這支團隊的三位創始人均為 「95 後」,談及「死了麼」的爆火密碼,呂功琛透露,「死了麼」這個名字是網友與用戶持續討論的結果;而因要進軍全球市場改名為「Demumu」,不少人還為此感到惋惜。從他的個人觀感來說,「死了麼」至今引發的社會影響,正如網友所言,它像一場行為藝術—以略帶冒犯的方式試探社會反應,或許起到了對死亡啟蒙的正向推動作用,讓更多人敢於正視死亡這一話題。

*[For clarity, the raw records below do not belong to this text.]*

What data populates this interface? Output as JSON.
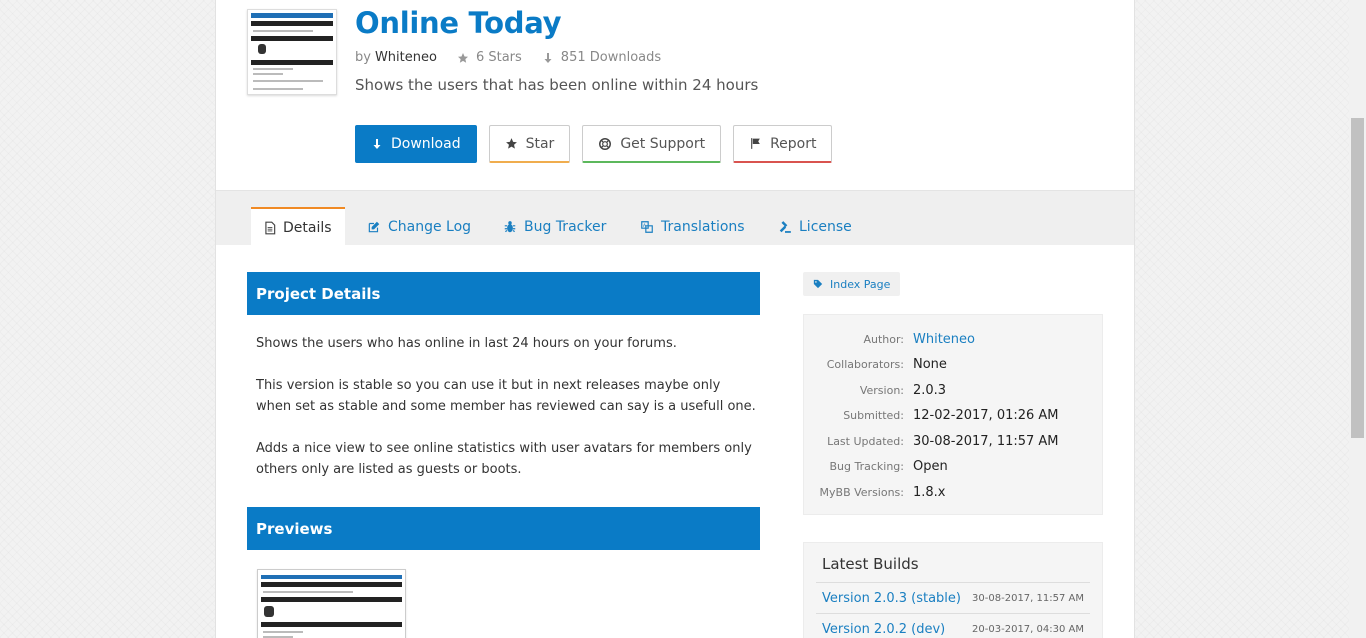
{
  "header": {
    "title": "Online Today",
    "by_label": "by",
    "author": "Whiteneo",
    "stars": "6 Stars",
    "downloads": "851 Downloads",
    "description": "Shows the users that has been online within 24 hours"
  },
  "actions": {
    "download": "Download",
    "star": "Star",
    "support": "Get Support",
    "report": "Report"
  },
  "tabs": [
    {
      "label": "Details",
      "icon": "document-icon"
    },
    {
      "label": "Change Log",
      "icon": "edit-icon"
    },
    {
      "label": "Bug Tracker",
      "icon": "bug-icon"
    },
    {
      "label": "Translations",
      "icon": "translate-icon"
    },
    {
      "label": "License",
      "icon": "gavel-icon"
    }
  ],
  "project_details": {
    "heading": "Project Details",
    "paragraphs": [
      "Shows the users who has online in last 24 hours on your forums.",
      "This version is stable so you can use it but in next releases maybe only when set as stable and some member has reviewed can say is a usefull one.",
      "Adds a nice view to see online statistics with user avatars for members only others only are listed as guests or boots."
    ]
  },
  "previews": {
    "heading": "Previews"
  },
  "sidebar": {
    "tag": "Index Page",
    "info": [
      {
        "key": "Author:",
        "value": "Whiteneo"
      },
      {
        "key": "Collaborators:",
        "value": "None"
      },
      {
        "key": "Version:",
        "value": "2.0.3"
      },
      {
        "key": "Submitted:",
        "value": "12-02-2017, 01:26 AM"
      },
      {
        "key": "Last Updated:",
        "value": "30-08-2017, 11:57 AM"
      },
      {
        "key": "Bug Tracking:",
        "value": "Open"
      },
      {
        "key": "MyBB Versions:",
        "value": "1.8.x"
      }
    ],
    "latest_builds": {
      "heading": "Latest Builds",
      "items": [
        {
          "name": "Version 2.0.3 (stable)",
          "date": "30-08-2017, 11:57 AM"
        },
        {
          "name": "Version 2.0.2 (dev)",
          "date": "20-03-2017, 04:30 AM"
        }
      ]
    }
  },
  "colors": {
    "primary": "#0a7bc6",
    "star_accent": "#f0ad4e",
    "support_accent": "#5cb85c",
    "report_accent": "#d9534f",
    "active_tab_accent": "#f08a24"
  }
}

「至於以後如何把死亡啟蒙教育做得更好,我想說,只要這類產品能常年穩居榜單、持續保持聲量,其影響或許就會潛移默化。」呂功琛透露,目前團隊正與內地一些互聯網大廠、民間機構洽談,探討如何有效聯動,更好地服務獨居群體及推進生死啟蒙教育,「這些發展都需要借助外部力量共同努力。」
呂功琛對市場上湧現的競爭者並不擔憂。「如果這款產品能為生死教育行業、為社會進步起到哪怕一點點推動作用,就是它最大的價值。」他期待有更多從業者加入這一賽道,通過良性競爭共同織密獨居群體的社會支持網絡,讓生死議題不再是諱莫如深的禁忌。同時,他也希望借助海內外用戶的積極反饋,讓這類正視獨居與死亡的產品,走出國門拓展全球化傳播影響力,探索更廣闊的市場需求路徑。